Eine höhere Bewertung als sie dem tatsächlichen Gesundheitszustand entspricht, wie im Zeitraum einer Heilungsbewährung bei Gesundheitsstörungen, die zu Rezidiven neigen, ist bei der Mukoviszidose nicht angebracht. Die Anhaltspunkte berücksichtigen unter Nr.26.16 bei der HIV-Infektion ebenfalls nicht die ungünstige Prognose; so ist für eine HIV-Infektion ohne klinische Symptomatik ein GdB von 10, bei einer HIV-Infektion mit klinischer Symptomatik und geringer Leistungsbeeinträchtigung ein GdB von 30 bis 40, ansteigend bis zum Aids-Vollbild mit einem GdB von 100 vorgesehen.

Eine Entscheidung im Sinne des Hilfsantrags der Klägerin konnte nicht ergehen, da es sich weder um eine Ermessensentscheidung des Beklagten handelte - nach § 48 Abs.1 SGB X ist ein Verwaltungsakt mit Dauerwirkung im Falle einer wesentlichen Änderung mit Wirkung für die Zukunft aufzuheben -, noch um eine fehlerhafte Entscheidung.

Aus diesen Gründen musste die Berufung als unbegründet zurückgewiesen werden.

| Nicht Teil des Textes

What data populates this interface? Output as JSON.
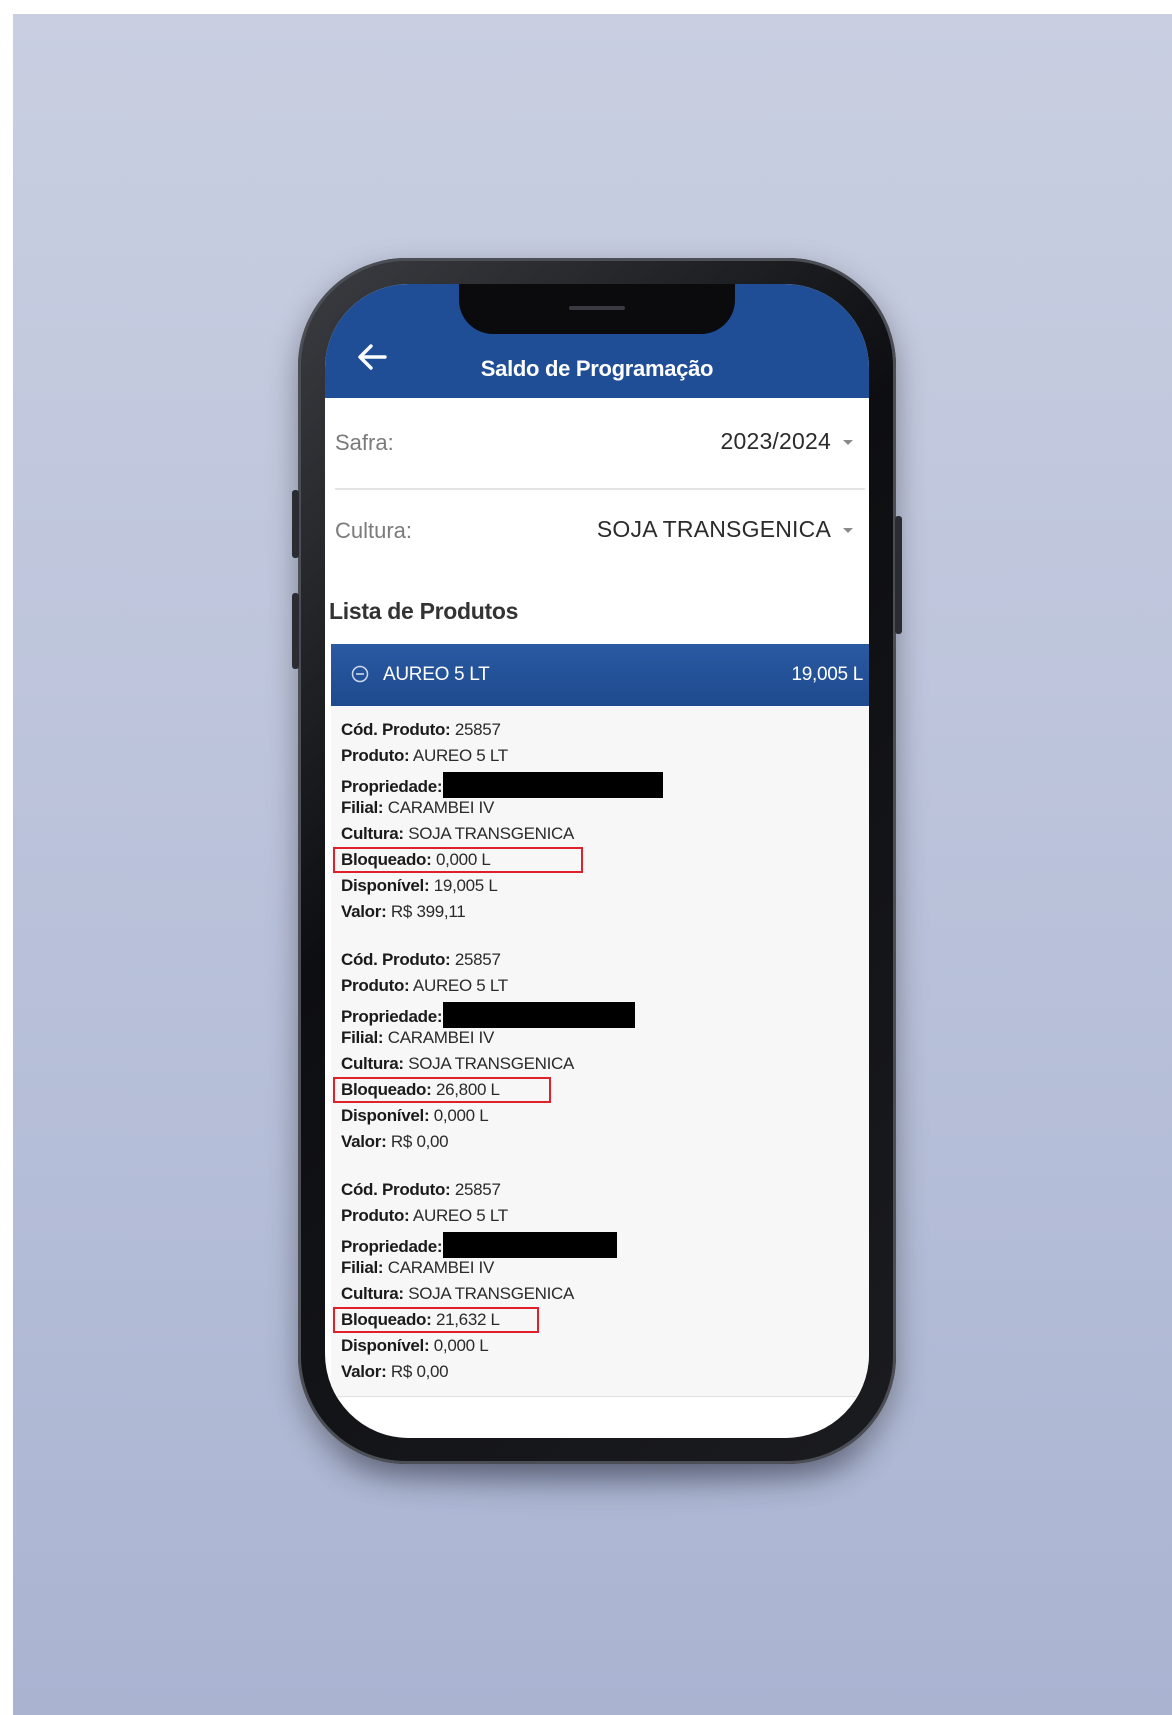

Nach § 124 Abs.2 SGG konnte der Senat ohne mündliche Verhandlung entscheiden, weil die Beteiligten sich damit einverstanden erklärt haben.

Die Kostenfolge ergibt sich aus §§ 183, 191 SGG.

Gründe für die Zulassung der Revision im Sinne von § 160 Abs.2 Nr.1 und 2 SGG liegen nicht vor.